Guinzagli – Seconda parte

di cristinadellamore

(Pss, la prima parte è qui)

“Braccia dietro la schiena, amore, attorno alla colonna”. Eseguo e lei sparisce dalla mia vista dopo avermi sfiorato le labbra con un bacio che mi accende ancora di più, me la ritrovo alle spalle, mi prende le mani e mi lega i polsi con qualcosa di morbido, e intanto mi passa delicatamente la punta della lingua sul lobo dell’orecchio, sfiorando l’orecchino che mi ha regalato lei: mi si piegano le ginocchia.

“Stai ferma, amore, altrimenti potresti farti male. Allarga un po’ le gambe, da brava, e chiudi gli occhi”. Sento lei vicinissima, parla ed il respiro mi riscalda ben più che la pelle; chiudo gli occhi e sento un’altra profumata morbidezza attorno alla fronte e poi quasi sul naso. Mi sta bendando, come un attimo fa mi ha legata, e accidenti se mi piace. Anche perché continua a parlarmi a voce bassissima nell’orecchio, mi ripete quanto sono bella e quanto mi ama, e mentre il buio mi avvolge mi sento amata, coccolata, felice e bellissima come non mai.

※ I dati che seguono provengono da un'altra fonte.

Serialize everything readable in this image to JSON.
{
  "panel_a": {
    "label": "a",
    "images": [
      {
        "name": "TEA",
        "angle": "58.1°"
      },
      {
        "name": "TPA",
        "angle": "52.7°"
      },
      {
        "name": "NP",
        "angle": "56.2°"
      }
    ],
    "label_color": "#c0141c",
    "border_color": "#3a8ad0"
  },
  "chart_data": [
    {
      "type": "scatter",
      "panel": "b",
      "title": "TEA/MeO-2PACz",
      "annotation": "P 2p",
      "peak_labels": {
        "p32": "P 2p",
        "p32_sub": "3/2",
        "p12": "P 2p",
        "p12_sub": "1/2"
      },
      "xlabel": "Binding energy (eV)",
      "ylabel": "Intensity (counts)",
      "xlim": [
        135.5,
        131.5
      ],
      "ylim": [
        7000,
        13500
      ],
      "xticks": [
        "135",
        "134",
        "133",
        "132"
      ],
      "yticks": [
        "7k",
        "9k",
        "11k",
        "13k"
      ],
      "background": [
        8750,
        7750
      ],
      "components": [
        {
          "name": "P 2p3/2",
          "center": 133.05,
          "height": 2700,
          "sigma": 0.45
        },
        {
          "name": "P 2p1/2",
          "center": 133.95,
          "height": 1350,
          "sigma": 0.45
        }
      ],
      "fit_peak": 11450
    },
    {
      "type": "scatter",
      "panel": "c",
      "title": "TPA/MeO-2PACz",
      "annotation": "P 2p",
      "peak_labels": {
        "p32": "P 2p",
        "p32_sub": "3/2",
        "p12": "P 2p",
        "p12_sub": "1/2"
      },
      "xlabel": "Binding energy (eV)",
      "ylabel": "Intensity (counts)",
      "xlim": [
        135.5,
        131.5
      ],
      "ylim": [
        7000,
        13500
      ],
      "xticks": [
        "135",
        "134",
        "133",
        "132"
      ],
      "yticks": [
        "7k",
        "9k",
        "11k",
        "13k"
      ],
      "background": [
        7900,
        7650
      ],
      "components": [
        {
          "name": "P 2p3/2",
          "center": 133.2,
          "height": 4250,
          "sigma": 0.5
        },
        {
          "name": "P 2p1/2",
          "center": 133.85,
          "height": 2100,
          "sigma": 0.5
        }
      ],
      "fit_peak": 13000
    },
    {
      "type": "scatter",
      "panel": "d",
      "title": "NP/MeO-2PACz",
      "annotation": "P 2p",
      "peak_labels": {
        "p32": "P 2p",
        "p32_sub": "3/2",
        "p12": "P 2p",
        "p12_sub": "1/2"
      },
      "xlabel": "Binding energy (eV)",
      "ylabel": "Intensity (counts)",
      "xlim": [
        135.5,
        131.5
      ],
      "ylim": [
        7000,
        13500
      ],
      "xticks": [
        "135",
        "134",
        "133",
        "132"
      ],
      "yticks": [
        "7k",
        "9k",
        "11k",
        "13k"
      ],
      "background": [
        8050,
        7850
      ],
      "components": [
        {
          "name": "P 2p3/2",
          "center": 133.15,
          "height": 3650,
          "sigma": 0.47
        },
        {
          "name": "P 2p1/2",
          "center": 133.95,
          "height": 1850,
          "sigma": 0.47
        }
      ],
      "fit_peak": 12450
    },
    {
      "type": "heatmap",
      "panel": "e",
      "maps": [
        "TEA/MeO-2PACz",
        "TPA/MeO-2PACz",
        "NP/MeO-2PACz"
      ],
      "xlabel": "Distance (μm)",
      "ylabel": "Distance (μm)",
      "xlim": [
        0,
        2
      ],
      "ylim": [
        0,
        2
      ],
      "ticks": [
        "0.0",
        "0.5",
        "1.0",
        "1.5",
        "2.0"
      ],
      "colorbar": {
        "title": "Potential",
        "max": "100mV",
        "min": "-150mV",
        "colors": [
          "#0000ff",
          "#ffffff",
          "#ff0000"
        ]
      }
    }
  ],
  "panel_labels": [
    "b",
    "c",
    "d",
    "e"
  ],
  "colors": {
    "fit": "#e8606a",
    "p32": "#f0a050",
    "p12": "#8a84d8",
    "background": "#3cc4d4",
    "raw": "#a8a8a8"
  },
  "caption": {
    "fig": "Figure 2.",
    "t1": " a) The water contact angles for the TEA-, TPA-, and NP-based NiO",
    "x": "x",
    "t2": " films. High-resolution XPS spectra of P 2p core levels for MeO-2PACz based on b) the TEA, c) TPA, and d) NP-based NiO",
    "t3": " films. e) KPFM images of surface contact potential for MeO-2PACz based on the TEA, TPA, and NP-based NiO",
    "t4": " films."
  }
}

“Sono i foulard che piacevano tanto a mamma, amore, e ti stanno benissimo”. Lei mi accarezza la nuca sotto il caschetto blu, come per controllare che tutto sia a posto, provocandomi i consueti brividi. Poi sento le mani di lei su di me, mi accarezzano attraverso i vestiti e non solo, sento le dita di lei sulla pelle, al caldo dell’amore di lei che sento fortissimo si sovrappone la brezzolina gelata, e sì, lei mi spoglia più che a mezzo, tira su felpa e reggiseno, giù jeans e mutandine ed eccomi esposta dalle tette alla fica. Tiro un bel respiro, se lei mi fa una cosa del genere deve avere le sue ragioni, e poi mi piace il pizzicorino sui capezzoli e sul clitoride esposti alla tramontana di questi giorni. Quindi resto ferma e zitta e sono premiata, perché lei ricomincia ad accarezzarmi dove sono più sensibile e mi strappa più di un gemito. Lei mi tappa la bocca con un bacio, poi mi passa due dita sulle labbra: sento il mio sapore mischiato a quello della pelle di lei e ne voglio ancora.

“Puoi aspettare un attimo, amore? Ho dimentica una cosa, vado a prenderla e torno subito”. E mi lascia qui, esposta ed eccitata, ed io mi eccito ancora di più. Non penso che potrebbe arrivare il sorridente portinaio filippino per stendere il bucato – lo fa sempre di sabato – o magari la cameriera che lavora per la dottoressa dell’ultimo piano, penso solo a come sarà bello quando sentirò nuovamente la voce di lei, e le mani di lei sul mio corpo. Cosa è andata a prendere? Mi perdo cercando di immaginare, e decido che tornerà con lo strapon vibrante e mi prenderà qui, come una prigioniera od una vittima da offrire a qualche divinità, e non mi rendo conto del tempo che passa. Non ho idea di quanto ne sia passato, non ho freddo, non ho paura, quando finalmente sento nuovamente le dita di lei, bollenti sulla mia pelle gelida.

“Sei stata bravissima, amore, e non immagini nemmeno quanto sei bella così”. Lei mi parla molto da vicino, come fa sempre quando ha voglia di me, poi mi bacia gentilmente e non smette di accarezzarmi, così io sento sempre più caldo e trovo difficile, anzi difficilissimo restare ferma. Lei se ne accorge e, continuando a baciarmi, prende un capezzolo e lo stringe, forte. È così che una mistress richiama all’ordine la sottomessa, ed è così che io mi faccio forza e mi fermo, per quello che posso.